To sum up, this invention provides an LED submount, an LED package having the sealing layer and the through silicon via having conoidal-shaped structures, and fabrication methods thereof, to not only reduce the dosage of the electroplating metal in the through silicon via and the electroplating cost, but also reduce the roughness of the inner surface of the through silicon via and improve the thickness uniformity of the insulating layer formed on the inner surface of the through silicon via, therefore, avoiding circuit leakages caused by the poor insulation in the through silicon via. Furthermore, the through silicon via having conoidal-shaped structure can also work out the problem of sputtering difficulty of the seed layer.
Those skilled in the art will readily observe that numerous modifications and alterations of the device and method may be made while retaining the teachings of the invention. Accordingly, the above disclosure should be construed as limited only by the metes and bounds of the appended claims.

Claims

1. A chip submount, comprising:

a base having a die side and a back side;

a through silicon via penetrating the base to connect the die side and the back side, wherein the through silicon via comprises a conoidal-shaped portion converging from the back side toward the die side and a vertical via portion connecting with the conoidal-shaped portion; and

a sealing layer sealing the vertical via portion.

2. The chip submount according to claim 1, wherein a via diameter of the vertical via portion is substantially equal to a lower diameter of the conoidal-shaped portion.

3. The chip submount according to claim 1, wherein the base is a silicon base.

4. The chip submount according to claim 1, wherein the sealing layer is composed of a conductive material.

5. The chip submount according to claim 1, wherein a chip die is mounted on the die side.

6. The chip submount according to claim 1 further comprising an insulating layer at least covering surface of the conoidal-shaped portion and the vertical via portion.

7. The chip submount according to claim 6 further comprising a seed layer covering the insulating layer.

8. The chip submount according to claim 7, wherein the seed layer comprises titanium, tungsten, copper or alloys thereof.

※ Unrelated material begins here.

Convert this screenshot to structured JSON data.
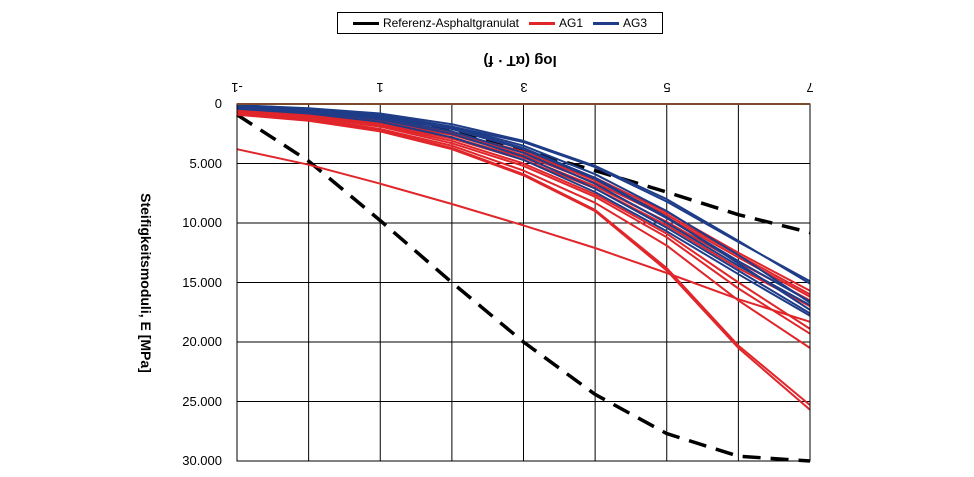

9. The chip submount according to claim 7 further comprising an electroplating metal layer located on the seed layer.

10. The chip submount according to claim 9, wherein the electroplating metal layer comprises copper, nickel, gold or alloys thereof.

11. The chip submount according to claim 9, wherein the seal layer comprises the electroplating metal layer.

12. The chip submount according to claim 9, wherein a protrusion of the electroplating metal layer seals the vertical via portion and constitutes the sealing layer.

13. The chip submount according to claim 1, wherein the conoidal-shaped portion has a smooth surface.

14. A chip package, comprising:

a chip submount according to claim 1;

a chip die disposed on the chip submount; and

at least a wire connecting an electrode of the chip die to a bonding pad of the chip submount.

15. A chip submount, comprising:

a base having a die side and a back side;

a through silicon via connecting the die side to the back side, wherein the through silicon via comprises a conoidal-shaped portion converging from the back side toward the die side; and

a sealing layer sealing one end of the through silicon via.

16. A chip package, comprising:

a chip submount according to claim 15;

a chip die mounted on the chip submount; and

17. A chip package, comprising:

a chip submount according to claim 15; and

a chip die mounted on the chip submount, wherein two electrodes located on a lower surface of the chip die respectively electrically connect a bonding pad and a die pad disposed on the chip submount.

18. The chip package according to claim 17, wherein the chip die covers a separate part between the bonding pad and the die pad.

19. The chip package according to claim 18, wherein the separate part is filled with insulating material.

20. The chip package according to claim 18, wherein the separate part is not filled with insulating material.